Frases de Mia Couto
Quero morar numa cidade onde se sonha com chuva. Num mundo onde chover é a maior felicidade. E onde todos chovemos.
Nocturnamente
Nocturnamente te construo
para que sejas palavra do meu corpo
Peito que em mim respira
olhar em que me despojo
na rouquidão da tua carne
me inicio
me anuncio
e me denuncio
Sabes agora para o que venho
e por isso me desconheces
A miçanga, todos as vêem. Ninguém nota o fio que, em colar vistoso, vai compondo as miçangas. Também assim é a voz do poeta: um fio de silêncio costurando o tempo.
"O que faz andar a estrada? É o sonho. Enquanto a gente sonhar a estrada permanecerá viva. É para isso que servem os caminhos, para nos fazerem parentes do futuro”.
( (Fala de Tuahir), em "Terra sonâmbula", São Paulo: Companhia das Letras, 2007.)
“O poeta
faz agricultura às avessas:
numa única semente
planta a terra inteira”.
(em "Tradutor de chuvas". Lisboa: Editorial Caminho, 2011, p. 71).
"Encheram a terra de fronteiras, carregaram o céu de bandeiras, mas só há duas nações – a dos vivos e dos mortos”.
(Juca Sabão, em "Um rio chamado tempo, uma casa chamada terra")
A morte é como o umbigo: o quanto nela existe é a sua cicatriz, a lembrança de uma anterior existência.
"O bom do caminho é haver volta.
Para a ida sem vinda basta o tempo”.
( Corozero Muando, em "Um rio chamado tempo, uma casa chamada terra")
semente
No início,
eu queria um instante.
A flor.
Depois,
nem a eternidade me bastava.
E desejava a vertigem
do incêndio partilhado.
O fruto.
Agora,
quero apenas
o que havia antes de haver vida.
A semente.
Salvar é uma grande palavra. E amor é uma palavra ainda maior. Grandes palavras escondem grandes enganos.

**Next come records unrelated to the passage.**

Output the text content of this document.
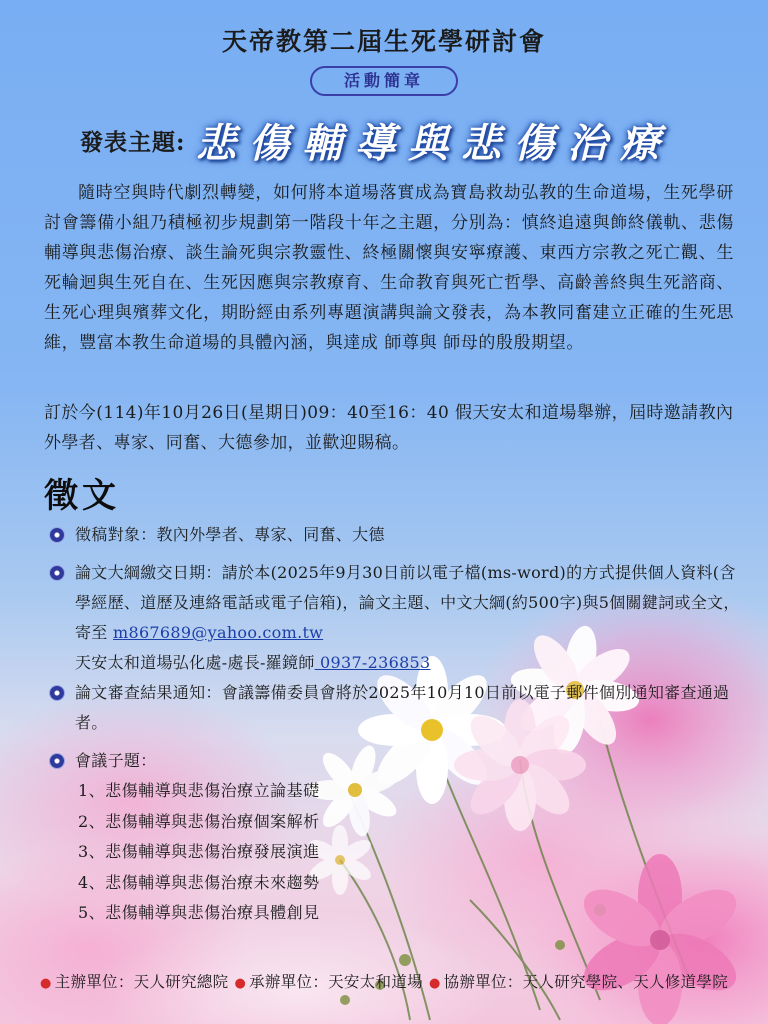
天帝教第二屆生死學研討會
活動簡章
發表主題: 悲傷輔導與悲傷治療

隨時空與時代劇烈轉變，如何將本道場落實成為寶島救劫弘教的生命道場，生死學研討會籌備小組乃積極初步規劃第一階段十年之主題，分別為：慎終追遠與飾終儀軌、悲傷輔導與悲傷治療、談生論死與宗教靈性、終極關懷與安寧療護、東西方宗教之死亡觀、生死輪迴與生死自在、生死因應與宗教療育、生命教育與死亡哲學、高齡善終與生死諮商、生死心理與殯葬文化，期盼經由系列專題演講與論文發表，為本教同奮建立正確的生死思維，豐富本教生命道場的具體內涵，與達成 師尊與 師母的殷殷期望。

訂於今(114)年10月26日(星期日)09：40至16：40 假天安太和道場舉辦，屆時邀請教內外學者、專家、同奮、大德參加，並歡迎賜稿。
徵文
徵稿對象：教內外學者、專家、同奮、大德
論文大綱繳交日期：請於本(2025年9月30日前以電子檔(ms-word)的方式提供個人資料(含學經歷、道歷及連絡電話或電子信箱)，論文主題、中文大綱(約500字)與5個關鍵詞或全文，寄至 m867689@yahoo.com.tw
天安太和道場弘化處-處長-羅鏡師 0937-236853
論文審查結果通知：會議籌備委員會將於2025年10月10日前以電子郵件個別通知審查通過者。
會議子題：
1、悲傷輔導與悲傷治療立論基礎
2、悲傷輔導與悲傷治療個案解析
3、悲傷輔導與悲傷治療發展演進
4、悲傷輔導與悲傷治療未來趨勢
5、悲傷輔導與悲傷治療具體創見
● 主辦單位：天人研究總院 ● 承辦單位：天安太和道場 ● 協辦單位：天人研究學院、天人修道學院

Sou feliz só por preguiça. A infelicidade dá uma trabalheira pior que doença: é preciso entrar e sair dela, afastar os que nos querem consolar, aceitar pêsames por uma porção da alma que nem chegou a falecer. – Levanta, ó dono das preguiças.
“Dentro de mim, vão nascendo palavras líquidas, num idioma que desconheço e me vai inundando todo inteiro”.
( em "O fio das missangas". Lisboa: Editorial Caminho, 2003.)
'Eu sou o viajante do deserto que, no regresso, diz: viajei apenas para procurar as minhas próprias pegadas. Sim, sou aquele que viaja apenas para se cobrir de saudades. Eis o deserto, e nele me sonho; eis o oásis, e nele não sei viver.